Case Report
Copyright ©The Author(s) 2024. Published by Baishideng Publishing Group Inc. All rights reserved.
World J Hepatol. Jan 27, 2024; 16(1): 103-108
Published online Jan 27, 2024. doi: 10.4254/wjh.v16.i1.103
Pylephlebitis-induced acute liver failure: A case report and review of literature
Vera Hapshy, Steven Imburgio, Harshavardhan Sanekommu, Brandon Nightingale, Sobaan Taj, Mohammad A Hossain, Swapnil Patel
Vera Hapshy, Steven Imburgio, Harshavardhan Sanekommu, Brandon Nightingale, Sobaan Taj, Mohammad A Hossain, Swapnil Patel, Department of Internal Medicine, Jersey Shore University Medical Center, Neptune, NJ 07753, United States
Author contributions: Hapshy V wrote and edited the manuscript in addition to contributing to the literature review; Imburgio S wrote and edited the manuscript in addition to contributing to the literature review; Sanekommu H wrote and edited the manuscript; Nightingale B wrote and edited the manuscript; Hossain MA and Taj S edited and supervised the manuscript; Patel S edited and supervised the manuscript.
Informed consent statement: Patient provided informed written consent prior to study enrollment.
Conflict-of-interest statement: All the authors declare that they have no conflict of interest.
CARE Checklist (2016) statement: The authors have read the CARE Checklist (2016), and the manuscript was prepared and revised according to the CARE Checklist (2016).
Open-Access: This article is an open-access article that was selected by an in-house editor and fully peer-reviewed by external reviewers. It is distributed in accordance with the Creative Commons Attribution NonCommercial (CC BY-NC 4.0) license, which permits others to distribute, remix, adapt, build upon this work non-commercially, and license their derivative works on different terms, provided the original work is properly cited and the use is non-commercial. See: https://creativecommons.org/Licenses/by-nc/4.0/
Corresponding author: Vera Hapshy, DO, Doctor, Department of Internal Medicine, Jersey Shore University Medical Center, 1945 NJ-33, Neptune, NJ 07753, United States. vera.hapshy@hmhn.org
Received: August 25, 2023
Peer-review started: August 25, 2023
First decision: September 14, 2023
Revised: October 24, 2023
Accepted: December 12, 2023
Article in press: December 12, 2023
Published online: January 27, 2024
Processing time: 151 Days and 8.2 Hours
Abstract
BACKGROUND

Pylephlebitis is an extremely rare form of septic thrombophlebitis involving the portal vein, carrying high rates of morbidity and mortality.

CASE SUMMARY

We present a case of a 42-year-old male with no past medical history who presented with acute onset of abdominal pain and altered mental status with laboratory tests demonstrating new-onset acute liver failure. Pylephlebitis was determined to be the underlying etiology due to subsequent workup revealing polymicrobial gram-negative anaerobic bacteremia and complete thrombosis of the main and left portal veins. To our knowledge, this is the first documented case of acute liver failure as a potential life-threatening complication of pylephlebitis.

CONCLUSION

Our case highlights the importance of considering pylephlebitis in the broad differential for abdominal pain, especially if there are co-existing risk factors for hypercoagulability. We also demonstrate that fulminant hepatic failure in these patients can potentially be reversible with the immediate initiation of antibiotics and anticoagulation.

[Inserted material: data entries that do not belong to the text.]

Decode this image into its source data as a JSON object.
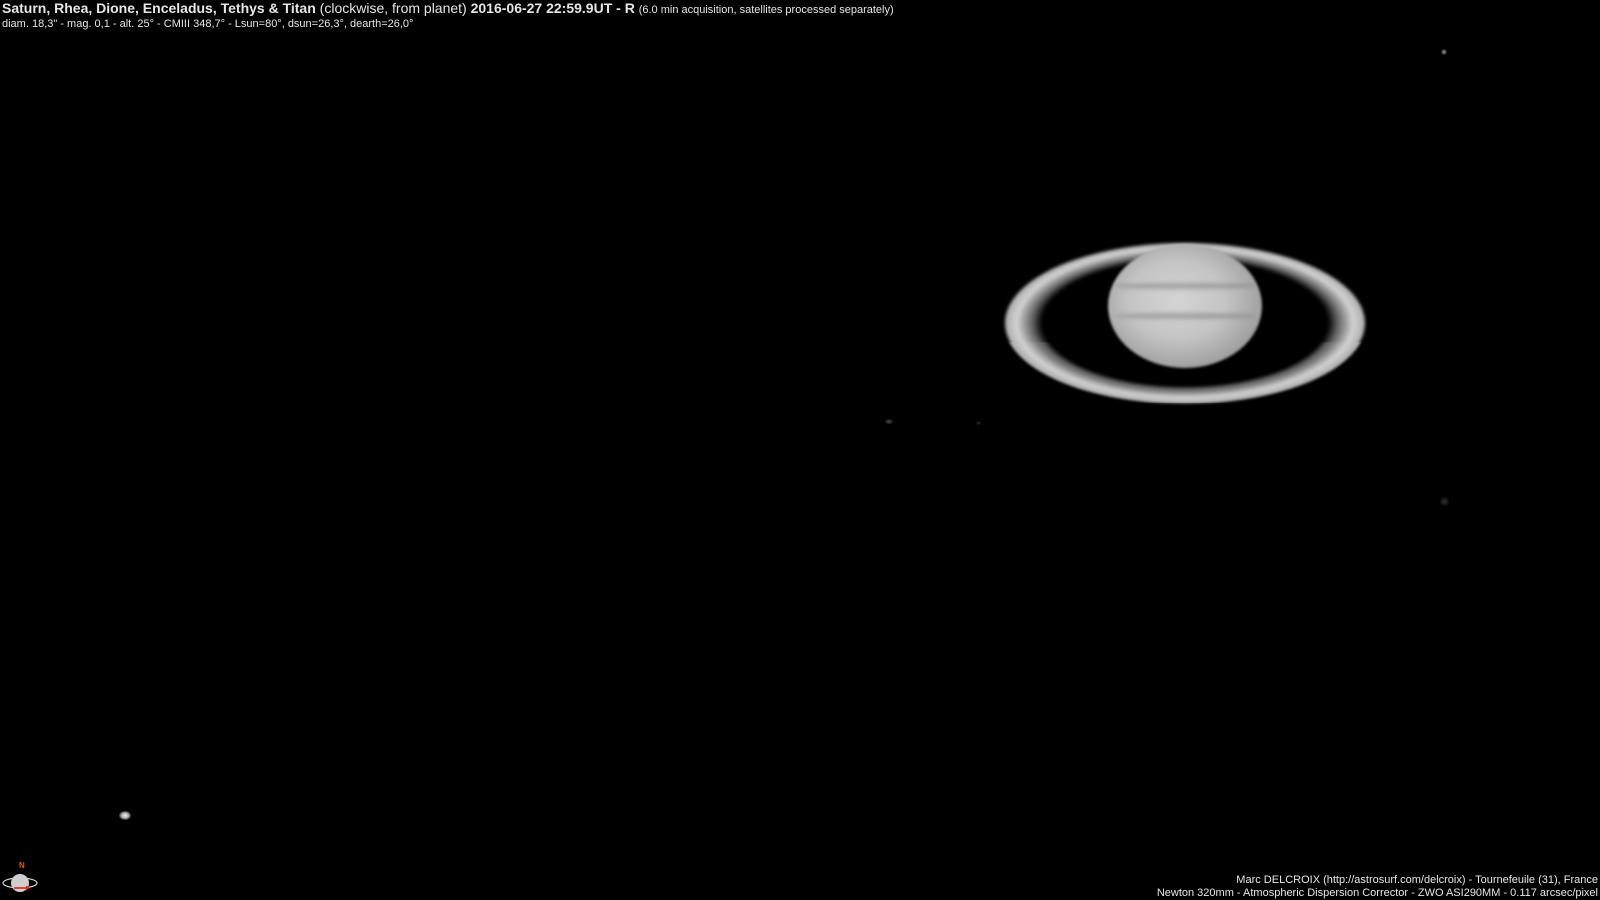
{
  "header": {
    "title_bold": "Saturn, Rhea, Dione, Enceladus, Tethys & Titan",
    "title_paren": "(clockwise, from planet)",
    "title_date": "2016-06-27 22:59.9UT - R",
    "title_note": "(6.0 min acquisition, satellites processed separately)",
    "info_line": "diam. 18,3\" - mag. 0,1 - alt. 25° - CMIII 348,7° - Lsun=80°, dsun=26,3°, dearth=26,0°"
  },
  "footer": {
    "author_line": "Marc DELCROIX (http://astrosurf.com/delcroix) - Tournefeuile (31), France",
    "equipment_line": "Newton 320mm -  Atmospheric Dispersion Corrector - ZWO ASI290MM - 0.117 arcsec/pixel"
  },
  "compass": {
    "north_label": "N",
    "icon": "compass-icon",
    "north_color": "#e05a1a",
    "arrow_color": "#e02020"
  },
  "colors": {
    "background": "#000000",
    "text": "#e6e6e6"
  }
}
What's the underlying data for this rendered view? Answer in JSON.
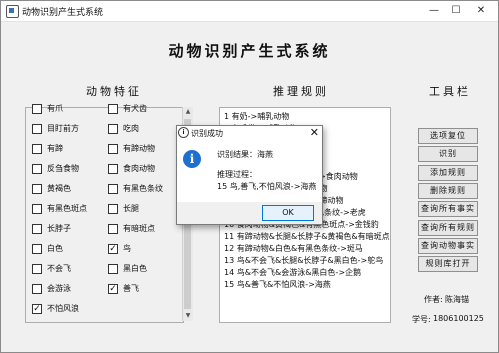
{
  "window": {
    "title": "动物识别产生式系统",
    "minimize": "—",
    "maximize": "☐",
    "close": "✕"
  },
  "heading": "动物识别产生式系统",
  "features": {
    "title": "动物特征",
    "items": [
      {
        "label": "有爪",
        "checked": false
      },
      {
        "label": "有犬齿",
        "checked": false
      },
      {
        "label": "目盯前方",
        "checked": false
      },
      {
        "label": "吃肉",
        "checked": false
      },
      {
        "label": "有蹄",
        "checked": false
      },
      {
        "label": "有蹄动物",
        "checked": false
      },
      {
        "label": "反刍食物",
        "checked": false
      },
      {
        "label": "食肉动物",
        "checked": false
      },
      {
        "label": "黄褐色",
        "checked": false
      },
      {
        "label": "有黑色条纹",
        "checked": false
      },
      {
        "label": "有黑色斑点",
        "checked": false
      },
      {
        "label": "长腿",
        "checked": false
      },
      {
        "label": "长脖子",
        "checked": false
      },
      {
        "label": "有暗斑点",
        "checked": false
      },
      {
        "label": "白色",
        "checked": false
      },
      {
        "label": "鸟",
        "checked": true
      },
      {
        "label": "不会飞",
        "checked": false
      },
      {
        "label": "黑白色",
        "checked": false
      },
      {
        "label": "会游泳",
        "checked": false
      },
      {
        "label": "善飞",
        "checked": true
      },
      {
        "label": "不怕风浪",
        "checked": true
      }
    ]
  },
  "rules": {
    "title": "推理规则",
    "lines": [
      "1  有奶->哺乳动物",
      "2  有毛发->哺乳动物",
      "3  有羽毛->鸟",
      "4  会飞&下蛋->鸟",
      "5  吃肉->食肉动物",
      "6  有犬齿&有爪&目盯前方->食肉动物",
      "7  哺乳动物&有蹄->有蹄动物",
      "8  哺乳动物&反刍食物->有蹄动物",
      "9  食肉动物&黄褐色&有黑色条纹->老虎",
      "10 食肉动物&黄褐色&有黑色斑点->金钱豹",
      "11 有蹄动物&长腿&长脖子&黄褐色&有暗斑点->长颈鹿",
      "12 有蹄动物&白色&有黑色条纹->斑马",
      "13 鸟&不会飞&长腿&长脖子&黑白色->鸵鸟",
      "14 鸟&不会飞&会游泳&黑白色->企鹅",
      "15 鸟&善飞&不怕风浪->海燕"
    ]
  },
  "tools": {
    "title": "工具栏",
    "buttons": [
      "选项复位",
      "识别",
      "添加规则",
      "删除规则",
      "查询所有事实",
      "查询所有规则",
      "查询动物事实",
      "规则库打开"
    ]
  },
  "author": {
    "name_label": "作者:",
    "name": "陈海锚",
    "id_label": "学号:",
    "id": "1806100125"
  },
  "dialog": {
    "title": "识别成功",
    "result_line": "识别结果：海燕",
    "process_label": "推理过程：",
    "process_text": "15 鸟,善飞,不怕风浪->海燕",
    "ok": "OK",
    "close": "✕"
  },
  "colors": {
    "info_icon": "#1d6fd0",
    "ok_border": "#0078d7"
  }
}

Keywords: Portal vein thrombosis; Septic thrombophlebitis; Gram negative anaerobic bacteremia; Pylephlebitis; Acute liver failure; Case report

Core Tip: Septic thrombosis of the portal vein, also known as pylephlebitis, is difficult to diagnose as it often presents with non-specific symptoms including fever and abdominal pain. As a result, a high clinical suspicion for pylephlebitis is warranted since this condition is life-threatening without treatment. We aim to highlight acute liver failure as a possible life-threatening sequela of pylephlebitis. Furthermore, we demonstrate that prompt initiation of antibiotics and possible anticoagulation can result in complete resolution of fulminant hepatic failure.